Referring back to FIG. 1, the duration between the on-duration periods offers an opportunity for the UE to turn off its receivers. In LTE, two configurable DRX cycles are supported—a short DRX cycle and a long DRX cycle, c.f. TS 36.321. The UE that is inactive may stepwise increase the lengths of its DRX opportunity periods and correspondingly increase its sleep periods to improve battery preservation. A range of configurable DRX cycles in the RRC_CONNECTED state can be comparable to the paging cycles. Thus, it is possible to configure very efficient DRX also in the RRC_CONNECTED state such that a UE in the RRC_CONNECTED state can have similar standby times as a UE in the RRC_IDLE state.
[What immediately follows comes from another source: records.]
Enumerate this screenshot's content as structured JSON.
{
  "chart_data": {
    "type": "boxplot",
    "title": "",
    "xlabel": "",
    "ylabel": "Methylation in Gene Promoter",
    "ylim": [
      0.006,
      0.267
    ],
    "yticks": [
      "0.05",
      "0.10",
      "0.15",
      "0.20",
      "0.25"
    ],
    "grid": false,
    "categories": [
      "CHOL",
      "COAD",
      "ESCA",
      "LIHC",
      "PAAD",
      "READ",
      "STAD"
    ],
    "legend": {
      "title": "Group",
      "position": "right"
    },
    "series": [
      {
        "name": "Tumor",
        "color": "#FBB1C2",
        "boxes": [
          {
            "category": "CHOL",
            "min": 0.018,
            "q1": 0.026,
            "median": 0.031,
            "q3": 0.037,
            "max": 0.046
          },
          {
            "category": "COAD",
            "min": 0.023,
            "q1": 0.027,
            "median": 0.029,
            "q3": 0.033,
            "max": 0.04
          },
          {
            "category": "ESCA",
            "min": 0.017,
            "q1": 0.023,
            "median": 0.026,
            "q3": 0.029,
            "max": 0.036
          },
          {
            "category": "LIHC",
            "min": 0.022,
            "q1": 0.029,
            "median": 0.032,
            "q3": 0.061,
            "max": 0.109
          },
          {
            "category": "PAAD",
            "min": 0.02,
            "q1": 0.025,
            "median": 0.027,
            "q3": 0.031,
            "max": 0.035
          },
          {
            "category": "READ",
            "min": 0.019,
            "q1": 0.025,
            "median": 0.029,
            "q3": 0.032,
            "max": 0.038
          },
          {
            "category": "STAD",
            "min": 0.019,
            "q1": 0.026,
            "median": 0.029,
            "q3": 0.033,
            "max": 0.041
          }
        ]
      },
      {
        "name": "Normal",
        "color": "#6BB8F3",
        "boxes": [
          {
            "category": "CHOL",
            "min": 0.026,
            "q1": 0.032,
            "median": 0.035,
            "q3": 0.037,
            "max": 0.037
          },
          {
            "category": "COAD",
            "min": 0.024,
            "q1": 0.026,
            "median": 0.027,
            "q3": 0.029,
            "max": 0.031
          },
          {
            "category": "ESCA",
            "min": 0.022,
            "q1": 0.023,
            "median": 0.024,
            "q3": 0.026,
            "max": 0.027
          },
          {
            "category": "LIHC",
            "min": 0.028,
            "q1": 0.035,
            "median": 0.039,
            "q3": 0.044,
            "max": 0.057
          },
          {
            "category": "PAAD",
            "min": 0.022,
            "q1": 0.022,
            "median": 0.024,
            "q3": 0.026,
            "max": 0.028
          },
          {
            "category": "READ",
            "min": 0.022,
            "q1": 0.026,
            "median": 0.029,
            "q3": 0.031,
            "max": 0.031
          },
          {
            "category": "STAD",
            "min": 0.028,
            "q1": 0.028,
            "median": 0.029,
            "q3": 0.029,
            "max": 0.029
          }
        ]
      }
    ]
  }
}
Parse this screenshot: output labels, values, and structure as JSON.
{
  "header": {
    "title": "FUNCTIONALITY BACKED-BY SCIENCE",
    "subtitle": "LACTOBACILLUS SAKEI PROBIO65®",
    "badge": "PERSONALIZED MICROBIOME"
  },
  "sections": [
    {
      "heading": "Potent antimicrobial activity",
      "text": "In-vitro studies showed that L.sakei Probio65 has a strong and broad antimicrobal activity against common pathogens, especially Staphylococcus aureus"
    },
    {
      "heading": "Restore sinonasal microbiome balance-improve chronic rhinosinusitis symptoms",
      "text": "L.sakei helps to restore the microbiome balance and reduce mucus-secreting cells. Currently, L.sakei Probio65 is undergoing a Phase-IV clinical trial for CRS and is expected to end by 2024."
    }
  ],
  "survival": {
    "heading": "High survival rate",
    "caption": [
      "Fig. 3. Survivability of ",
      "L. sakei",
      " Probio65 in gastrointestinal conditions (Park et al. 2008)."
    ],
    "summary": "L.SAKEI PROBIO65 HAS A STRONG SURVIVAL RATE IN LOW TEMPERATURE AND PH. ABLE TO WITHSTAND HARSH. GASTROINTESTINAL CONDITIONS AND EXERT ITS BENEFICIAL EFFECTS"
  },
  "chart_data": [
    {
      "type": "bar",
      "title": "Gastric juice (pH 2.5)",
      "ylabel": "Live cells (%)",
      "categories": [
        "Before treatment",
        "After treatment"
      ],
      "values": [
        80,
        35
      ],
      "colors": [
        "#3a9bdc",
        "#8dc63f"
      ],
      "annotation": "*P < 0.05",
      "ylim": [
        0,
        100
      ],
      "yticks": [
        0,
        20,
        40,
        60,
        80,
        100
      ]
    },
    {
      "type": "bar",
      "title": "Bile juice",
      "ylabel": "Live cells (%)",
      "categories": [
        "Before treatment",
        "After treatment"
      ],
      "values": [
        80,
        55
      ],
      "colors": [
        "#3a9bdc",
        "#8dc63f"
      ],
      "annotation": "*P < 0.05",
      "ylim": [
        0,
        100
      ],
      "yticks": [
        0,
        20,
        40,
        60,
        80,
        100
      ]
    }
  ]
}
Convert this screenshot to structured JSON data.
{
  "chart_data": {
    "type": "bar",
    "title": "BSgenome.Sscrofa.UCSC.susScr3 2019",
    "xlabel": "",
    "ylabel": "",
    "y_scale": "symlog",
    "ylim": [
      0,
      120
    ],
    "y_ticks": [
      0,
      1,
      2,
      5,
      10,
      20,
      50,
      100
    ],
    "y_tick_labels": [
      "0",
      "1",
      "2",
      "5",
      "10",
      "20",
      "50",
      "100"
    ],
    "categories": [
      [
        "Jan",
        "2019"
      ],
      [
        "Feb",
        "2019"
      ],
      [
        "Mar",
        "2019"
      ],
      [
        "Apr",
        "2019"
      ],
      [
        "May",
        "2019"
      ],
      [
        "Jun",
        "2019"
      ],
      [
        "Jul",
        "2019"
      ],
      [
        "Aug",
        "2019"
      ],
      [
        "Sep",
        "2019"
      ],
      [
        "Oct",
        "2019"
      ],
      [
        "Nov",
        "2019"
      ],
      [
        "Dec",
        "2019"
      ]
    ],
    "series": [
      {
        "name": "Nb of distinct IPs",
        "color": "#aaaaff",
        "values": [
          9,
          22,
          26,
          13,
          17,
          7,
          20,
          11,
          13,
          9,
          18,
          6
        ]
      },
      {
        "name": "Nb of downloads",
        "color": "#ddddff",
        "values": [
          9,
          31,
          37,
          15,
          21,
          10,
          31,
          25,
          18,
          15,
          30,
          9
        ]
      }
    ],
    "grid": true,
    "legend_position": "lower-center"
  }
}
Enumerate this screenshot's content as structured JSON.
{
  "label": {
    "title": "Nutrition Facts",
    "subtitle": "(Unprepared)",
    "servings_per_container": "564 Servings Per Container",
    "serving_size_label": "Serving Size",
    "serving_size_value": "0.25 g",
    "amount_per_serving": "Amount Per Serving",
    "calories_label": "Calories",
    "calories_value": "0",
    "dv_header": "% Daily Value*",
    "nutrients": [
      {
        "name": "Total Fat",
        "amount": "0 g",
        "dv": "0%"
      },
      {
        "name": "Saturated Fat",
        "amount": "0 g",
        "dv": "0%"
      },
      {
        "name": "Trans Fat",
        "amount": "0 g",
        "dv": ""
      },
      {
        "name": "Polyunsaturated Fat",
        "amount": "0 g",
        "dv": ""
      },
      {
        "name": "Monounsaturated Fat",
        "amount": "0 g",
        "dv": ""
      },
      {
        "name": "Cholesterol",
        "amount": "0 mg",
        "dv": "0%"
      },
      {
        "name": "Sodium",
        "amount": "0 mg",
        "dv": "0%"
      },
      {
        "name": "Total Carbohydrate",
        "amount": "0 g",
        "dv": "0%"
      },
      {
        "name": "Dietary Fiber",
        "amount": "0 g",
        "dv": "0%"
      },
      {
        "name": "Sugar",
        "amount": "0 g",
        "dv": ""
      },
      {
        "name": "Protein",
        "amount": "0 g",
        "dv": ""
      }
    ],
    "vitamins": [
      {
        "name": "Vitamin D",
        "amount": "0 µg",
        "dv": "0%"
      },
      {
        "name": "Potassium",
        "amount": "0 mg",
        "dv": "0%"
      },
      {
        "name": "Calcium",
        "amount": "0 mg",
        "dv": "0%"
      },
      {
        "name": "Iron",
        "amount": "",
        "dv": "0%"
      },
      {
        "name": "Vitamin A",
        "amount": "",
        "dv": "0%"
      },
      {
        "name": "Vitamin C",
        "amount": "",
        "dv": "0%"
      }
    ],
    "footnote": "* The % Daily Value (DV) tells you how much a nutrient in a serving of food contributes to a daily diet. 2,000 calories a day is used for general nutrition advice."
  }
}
In the RRC_CONNECTED state as noted above, the network controlled mobility is implemented in which the UE measurements are used to assist in the handover decision. However, a UE in a long DRX cycle cannot offer equally precise neighbor cell measurements. To conduct the cell measurements, the UE's receivers must be turned on. To provide high measurement accuracies, the UE must turn on its receivers more frequently, and frequent measurements hinder the UE from utilizing the DRX opportunities to save power.
Wireless systems typically also include functionalities to monitor the quality of the present radio link between the UE and the network, and a radio link failure (RLF) is detected when certain criteria are fulfilled. When the RLF occurs, appropriate actions are taken to recover or reestablish connection between the UE and the network.
Similar to the aforementioned mobility measurements, the radio link quality measurements also require the receivers be turned on. Thus, the RLF detection is dependent on the sleep-periods applied to the receivers. To facilitate long DRX opportunities, 3GPP requirements specify less stringent radio link quality monitoring when the UE is in a sleep mode, c.f. TS 36.133, clause 7.6.
In the RRC_CONNECTED state, the network controlled mobility applies until the UE declares an RLF, after which, the UE is allowed to select a better cell to recover the connection. Unfortunately, the declaration of the RLF and recovery therefrom can take a considerable amount of time, during which the UE may lack means to transmit or receive any data.
It is seen that a combination of long DRX cycles and UE assisted, network controlled mobility pose a tough challenge. For example, an inactive UE with a long DRX moving towards a cell border may not provide sufficiently accurate measurements to the network or may even fail to provide reports at all due to delay, thereby resulting in a failed handover or a radio link failure. Providing accurate measurements on the other hand would waste the power-saving opportunities offered by the DRX periods.
Since both the mobility measurement accuracies and the RLF criteria are functions of the DRX periods, the UE may remain without means to transmit or receive data during a non-negligible amount of time. The network will be unaware of this status of the UE, as the UE may not have been able to report any measurements to the network before the problem arises. In the RRC_CONNECTED state, the UE is allowed to communicate with the serving cell only, i.e, the cell the UE is currently connected with. However, without knowledge of the UE status, the network is not able to move the UE to a better cell.
Another problem is that when the UE is at a cell border, measurement reports may be triggered repeatedly. Whenever a measurement report is triggered, the UE leaves the DRX to transmit the report. If this situation prevails, the UE will not be able to remain in a battery saving mode, and the UE stand-by time in the RRC_CONNECTED state will be reduced significantly.